Tuesday, October 15, 2019

Cradle of Filth - Hammer of the Witches (2015)

Although I personally felt that Cradle of Filth regained its footing on the 2008 album Godspeed and the Devil's Thunder, after a string of pretty average releases (after Midian), I think the consensus is clearly that Hammer of the Witches was their most impressive outing since the 90s. A lot of folks that had written off the band forever seemed to be back on the wagon, and it even garnered a measure of respect from some of the band's longtime detractors. I don't think it's hard to tell why, as this was arguably the heaviest and most focused recording they'd released in many years, and even though I might not harbor the same level of reverence as others, I've grown to appreciate more than the albums that lead up to it, Darkly, Darkly Venus Aversa and The Manticore and Other Horrors, both of which I do enjoy and might even hold up as a little more creative than this successor.

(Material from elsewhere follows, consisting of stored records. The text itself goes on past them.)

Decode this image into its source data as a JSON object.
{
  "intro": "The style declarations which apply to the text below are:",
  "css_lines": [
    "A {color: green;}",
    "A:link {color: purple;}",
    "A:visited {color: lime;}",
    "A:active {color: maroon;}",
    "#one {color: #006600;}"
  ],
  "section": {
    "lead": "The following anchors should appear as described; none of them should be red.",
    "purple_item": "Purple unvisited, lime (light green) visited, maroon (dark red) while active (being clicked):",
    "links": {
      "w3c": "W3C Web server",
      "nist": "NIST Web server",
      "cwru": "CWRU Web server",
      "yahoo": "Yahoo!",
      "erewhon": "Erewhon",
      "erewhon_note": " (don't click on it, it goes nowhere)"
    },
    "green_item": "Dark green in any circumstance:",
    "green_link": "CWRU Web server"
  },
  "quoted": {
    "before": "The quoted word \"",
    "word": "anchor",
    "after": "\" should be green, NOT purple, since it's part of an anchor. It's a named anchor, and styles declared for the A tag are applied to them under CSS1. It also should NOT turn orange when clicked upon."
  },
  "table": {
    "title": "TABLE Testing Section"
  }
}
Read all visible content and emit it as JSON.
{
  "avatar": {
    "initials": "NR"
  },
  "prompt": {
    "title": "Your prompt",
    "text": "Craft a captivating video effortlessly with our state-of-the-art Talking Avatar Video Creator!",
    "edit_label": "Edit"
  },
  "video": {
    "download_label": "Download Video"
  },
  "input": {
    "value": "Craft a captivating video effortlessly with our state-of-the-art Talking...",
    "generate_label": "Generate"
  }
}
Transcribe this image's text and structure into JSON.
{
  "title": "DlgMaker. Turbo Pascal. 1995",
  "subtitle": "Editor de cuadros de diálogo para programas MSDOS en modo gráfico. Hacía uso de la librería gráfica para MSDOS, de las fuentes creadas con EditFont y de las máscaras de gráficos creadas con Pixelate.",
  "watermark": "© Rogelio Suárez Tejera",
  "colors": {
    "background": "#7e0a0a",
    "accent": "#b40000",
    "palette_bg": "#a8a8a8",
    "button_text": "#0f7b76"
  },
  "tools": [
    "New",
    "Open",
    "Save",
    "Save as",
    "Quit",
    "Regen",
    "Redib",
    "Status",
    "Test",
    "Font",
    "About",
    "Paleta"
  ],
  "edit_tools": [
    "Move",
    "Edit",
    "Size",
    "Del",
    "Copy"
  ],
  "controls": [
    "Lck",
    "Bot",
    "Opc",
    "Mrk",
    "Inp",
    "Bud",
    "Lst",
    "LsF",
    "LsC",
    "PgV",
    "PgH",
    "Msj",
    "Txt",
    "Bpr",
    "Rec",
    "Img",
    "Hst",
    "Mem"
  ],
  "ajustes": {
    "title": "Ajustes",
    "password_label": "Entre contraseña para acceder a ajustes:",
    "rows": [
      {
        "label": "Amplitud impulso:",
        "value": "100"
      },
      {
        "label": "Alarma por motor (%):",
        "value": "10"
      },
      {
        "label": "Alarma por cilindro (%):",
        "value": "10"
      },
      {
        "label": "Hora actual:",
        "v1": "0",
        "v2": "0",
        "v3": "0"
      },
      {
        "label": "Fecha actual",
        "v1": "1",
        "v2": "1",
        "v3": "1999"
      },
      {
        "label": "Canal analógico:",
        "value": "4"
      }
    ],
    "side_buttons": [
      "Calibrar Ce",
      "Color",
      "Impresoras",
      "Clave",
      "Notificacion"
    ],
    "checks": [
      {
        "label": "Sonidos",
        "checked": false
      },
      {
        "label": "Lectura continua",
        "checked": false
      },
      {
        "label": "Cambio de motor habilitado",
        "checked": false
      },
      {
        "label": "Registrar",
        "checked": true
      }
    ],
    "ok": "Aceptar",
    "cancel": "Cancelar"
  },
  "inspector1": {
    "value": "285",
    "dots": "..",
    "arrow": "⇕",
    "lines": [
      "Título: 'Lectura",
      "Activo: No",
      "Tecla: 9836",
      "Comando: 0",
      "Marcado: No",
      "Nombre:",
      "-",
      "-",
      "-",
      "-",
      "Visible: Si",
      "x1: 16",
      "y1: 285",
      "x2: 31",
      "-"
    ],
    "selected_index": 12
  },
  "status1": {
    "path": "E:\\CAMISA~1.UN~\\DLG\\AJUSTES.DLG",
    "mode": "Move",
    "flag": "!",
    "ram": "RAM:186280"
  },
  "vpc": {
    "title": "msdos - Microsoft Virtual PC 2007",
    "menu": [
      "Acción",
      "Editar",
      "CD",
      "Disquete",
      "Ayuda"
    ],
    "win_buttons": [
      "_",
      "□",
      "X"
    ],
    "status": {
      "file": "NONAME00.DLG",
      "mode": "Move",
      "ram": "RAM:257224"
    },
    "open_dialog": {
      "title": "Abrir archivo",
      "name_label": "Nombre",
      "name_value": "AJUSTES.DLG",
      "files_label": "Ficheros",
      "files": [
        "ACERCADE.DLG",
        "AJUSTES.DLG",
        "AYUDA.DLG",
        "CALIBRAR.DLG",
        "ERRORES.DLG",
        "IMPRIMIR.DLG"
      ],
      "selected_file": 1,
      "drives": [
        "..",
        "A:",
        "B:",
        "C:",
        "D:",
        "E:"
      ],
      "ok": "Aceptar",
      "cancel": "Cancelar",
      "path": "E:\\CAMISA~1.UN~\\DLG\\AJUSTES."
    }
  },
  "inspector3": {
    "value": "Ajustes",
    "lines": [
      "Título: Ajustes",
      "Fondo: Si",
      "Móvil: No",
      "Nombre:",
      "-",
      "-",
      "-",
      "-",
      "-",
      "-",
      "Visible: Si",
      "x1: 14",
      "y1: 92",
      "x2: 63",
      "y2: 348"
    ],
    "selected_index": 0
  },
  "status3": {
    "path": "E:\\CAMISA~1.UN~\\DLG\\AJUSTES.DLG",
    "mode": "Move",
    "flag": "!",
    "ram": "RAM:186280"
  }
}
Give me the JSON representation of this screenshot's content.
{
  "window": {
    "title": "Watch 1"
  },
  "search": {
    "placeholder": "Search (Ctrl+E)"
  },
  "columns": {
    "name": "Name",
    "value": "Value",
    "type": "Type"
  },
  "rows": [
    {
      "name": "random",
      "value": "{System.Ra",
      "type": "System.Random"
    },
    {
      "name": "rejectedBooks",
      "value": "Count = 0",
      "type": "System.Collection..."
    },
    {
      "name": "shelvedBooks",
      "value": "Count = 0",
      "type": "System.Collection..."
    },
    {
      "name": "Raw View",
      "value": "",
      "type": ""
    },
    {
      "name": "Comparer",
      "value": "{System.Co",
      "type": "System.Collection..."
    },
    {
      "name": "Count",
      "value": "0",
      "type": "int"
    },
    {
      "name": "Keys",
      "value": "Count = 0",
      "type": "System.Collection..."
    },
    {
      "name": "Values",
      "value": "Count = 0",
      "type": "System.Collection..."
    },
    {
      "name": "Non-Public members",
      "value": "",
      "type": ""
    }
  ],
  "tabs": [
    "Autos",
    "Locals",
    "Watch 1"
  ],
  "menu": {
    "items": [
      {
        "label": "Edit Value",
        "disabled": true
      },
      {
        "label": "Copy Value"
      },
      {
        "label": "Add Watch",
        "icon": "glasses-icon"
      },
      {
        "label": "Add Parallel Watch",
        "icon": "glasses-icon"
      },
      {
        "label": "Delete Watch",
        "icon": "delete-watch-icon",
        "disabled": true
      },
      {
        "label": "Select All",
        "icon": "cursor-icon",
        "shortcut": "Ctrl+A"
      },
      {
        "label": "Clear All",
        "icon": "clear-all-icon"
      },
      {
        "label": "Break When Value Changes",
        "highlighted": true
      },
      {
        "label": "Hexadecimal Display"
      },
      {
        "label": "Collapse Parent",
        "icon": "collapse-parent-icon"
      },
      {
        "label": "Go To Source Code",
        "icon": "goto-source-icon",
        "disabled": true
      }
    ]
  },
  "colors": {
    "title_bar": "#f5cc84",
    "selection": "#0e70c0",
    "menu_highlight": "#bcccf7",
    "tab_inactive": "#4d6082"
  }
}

That's not to take away from what the band accomplished here, a 56 minute rager of a record which played to me like a natural successor to their classic Dusk and Her Embrace, albeit with a better integration of the symphonic and haunted castle components and a broader selection of riffs which built upon everything the group had really accomplished in the years between. Most importantly, I think the production here was a step above so many of their works...generally I might have an issue with one or two instruments or vocal 'personalities' taking a back seat to the rest, but I cannot think of a better example than this of when they all were balanced so well together. The grunts, growls and gremlin snarls of Dani Filth, the professional if still somewhat goofy female operatic parts, the panoply of shimmering synths and organs, and rapid fire drumming of Marthus Skaroupka, and of course the riff selection, which continues to walk the line between thrash, death, black metal and even some more aggressive heavy metal parts. That Cradle has all this weaponry at its disposal and can seamlessly plug it all into the whole of their aesthetic remains impressive.

For me, the favorite aspect to this band has always been Dani's florid lyrical treatments, this idea that he was like a Wordsworth of occultism, dark mythology and salacious Gothic smut, and as usual, even on the band's weaker records, the stuff he's written here is a pleasure to pore over line for line. Lots of verses here in tunes like "Deflowering the Maidenhead, Displeasuring the Goddess" invoke Martin Walkyier's vile meter and inflection, but of course Filth partitions this out into the various little personas created by his gutturals and higher pitched, effeminate rasping. He reacts well to just about every riffing change-up through the album's duration, which is saying a lot because the guitar duo packs in a lot of value for each track...individually, they might not seem complex, but there's just such an exhibition of riffs flying by on any region of this recording that it's hard not to be floored by the sheer effort it must take at remembering them all. Bass doesn't always stand out here as much, unless it's given the chance during a break, but you can always hear it hovering along and keeping the few fractional spaces between the guitars busy and the ears trained. Skaroupka's drumming is just ridiculous, and that he's also performing the keys and arranging the orchestration goes to show how overall valuable he's been as he's evolved through the band over the prior decade.

Hammer of the Witches is a pleasure to experience on the whole, though if we were to really break it all down, it's a refinement of riffing progressions, and a set of balancing scales between aggression and eloquence that won't be new to anyone familiar with their output. I myself found few of the sequences here to be truly memorable among old favorites from records like Midian, but even having said that it's an effort that I continue to sit through on occasion and listen to entirely rather than just cherry-picking individual tunes. The creepy orchestration and operatic interludes are very well done if you want something to conjure up that Transylvanian landscape you no doubt associate with the British veterans, and the prowess of the instrumentation and cohesion of the compositions is undeniable when you sit back and realize the scale of what they write, and how much is going on in so many of these songs. Love them or hate them, this album doesn't sound like they've lost an ounce of energy since they dropped their debut over 20 years before it...in fact it sounds like they've only ramped up their lascivious frenzy.